If you head over to Long Lane, you’ll discover an apartment complex called Tanners Yard. It has a stone plaque with the inscription ‘Hepburn and Gale’ above the entrance and is a reminder of when the building was used as a warehouse. Barrow, Hepburn and Gale was one of the (if not the) largest Bermondsey, tanners and leather manufacturers in the 20th century and was an amalgamation of numerous local businesses.Decline set in for Bermondsey’s leather industry – and associated trades like glue making – from the 19th century, when many firms moved north at a time as hides were being imported to local ports. Far East competitors that could make products cheaper didn’t help either. For Bermondsey the result was empty, abandoned buildings. By the 1960s parts of the area would have seemed like a ghost town.
Now the area has received considerable investment, with new apartments being built and old traditional boozers getting a makeover as gastro pubs. The London Fashion Museum has a very fashionable home in Bermondsey Street and other galleries have opened up (the Maze re-located from Hoxton).
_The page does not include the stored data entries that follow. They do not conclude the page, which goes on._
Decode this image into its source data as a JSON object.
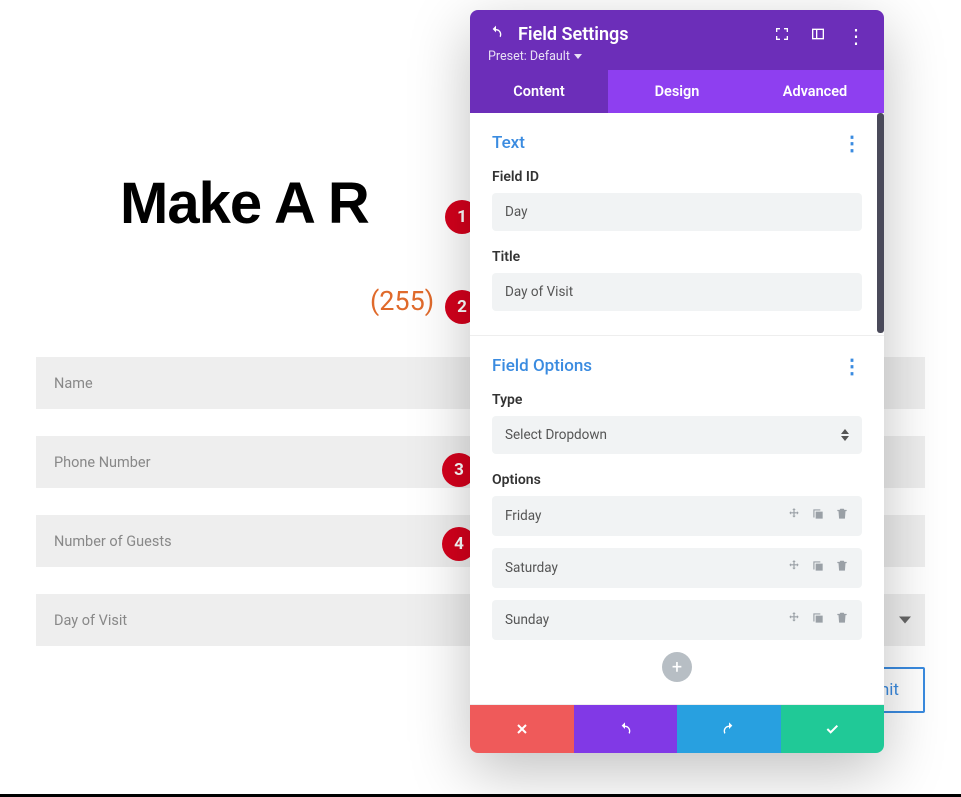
{
  "bg": {
    "title": "Make A R",
    "phone": "(255)",
    "fields": [
      "Name",
      "Phone Number",
      "Number of Guests",
      "Day of Visit"
    ],
    "submit": "mit"
  },
  "badges": [
    "1",
    "2",
    "3",
    "4"
  ],
  "panel": {
    "title": "Field Settings",
    "preset": "Preset: Default",
    "tabs": {
      "content": "Content",
      "design": "Design",
      "advanced": "Advanced"
    },
    "section_text": {
      "title": "Text",
      "fieldid_label": "Field ID",
      "fieldid_value": "Day",
      "title_label": "Title",
      "title_value": "Day of Visit"
    },
    "section_options": {
      "title": "Field Options",
      "type_label": "Type",
      "type_value": "Select Dropdown",
      "options_label": "Options",
      "options": [
        "Friday",
        "Saturday",
        "Sunday"
      ]
    }
  }
}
And just off it there is a lovely park created in the 1920s on the site of an old workhouse and then expanded after the Second World War.
Religious origins
But looking at the old maps of area, there is more to Bermondsey’s past than just its leather trade. During prehistoric times Bermondsey was an island surrounded by marsh land and streams. And it was the church that invested in dams and defences to make it habitable.
Bermondsey Abbey (was at one time just as important as Westminster Abbey and boasted a considerable sized estate at the top of Bermondsey Street. It was founded by 1100, although there was the first mention of a minster church on the site in the 8th century. The institution grew through medieval times and was home to at least two royals.
This very stretch that we explored on Ken’s walk probably owes its existence to the fact that it connected the Abbey to the river. And over time Bermondsey Street built up with an array of houses (perhaps lived in by leather merchants) and other buildings (examples from 17th century remain). The construction of the London and Greenwich Railway viaduct in 1838 cut Bermondsey Street off from the river.
Bermondsey Abbey’s fate was sealed by the dissolution of the monasteries under Henry VIII, with the last abbot of Bermondsey surrendering in 1538. It was sold and subsequently passed through a number of private hands, before what is today known as Bermondsey Square was built.Only a few Georgian properties remain on one side of the square. It suffered severe bomb damage during the Second World War and today boasts a very modern development of the Bermondsey Square Hotel, as well as shops and restaurants below a block of wood-clad apartments.
English Heritage and Southwark council have erected in Bermondsey Square new signs charting the history of the Abbey, but they’ve omitted to describe the traces of the religious institution that can still be seen today. Ken showed us remains of its walls in a newly-built restaurant and even traces of the hinges of its former gatehouse.
And it was within the former Abbey grounds that I had drank my coffee. The Watch House – a cosy little cafe next to St Mary Magdalen – is housed in what was an 1812 building, constructed as a precursor of a police station. As well as watching over the graves of the churchyard, the occupants kept watch over the wider area (you can even see the bars of a former cell). Bermondsey’s history remains alive, just without the nasty smells of the leather trade.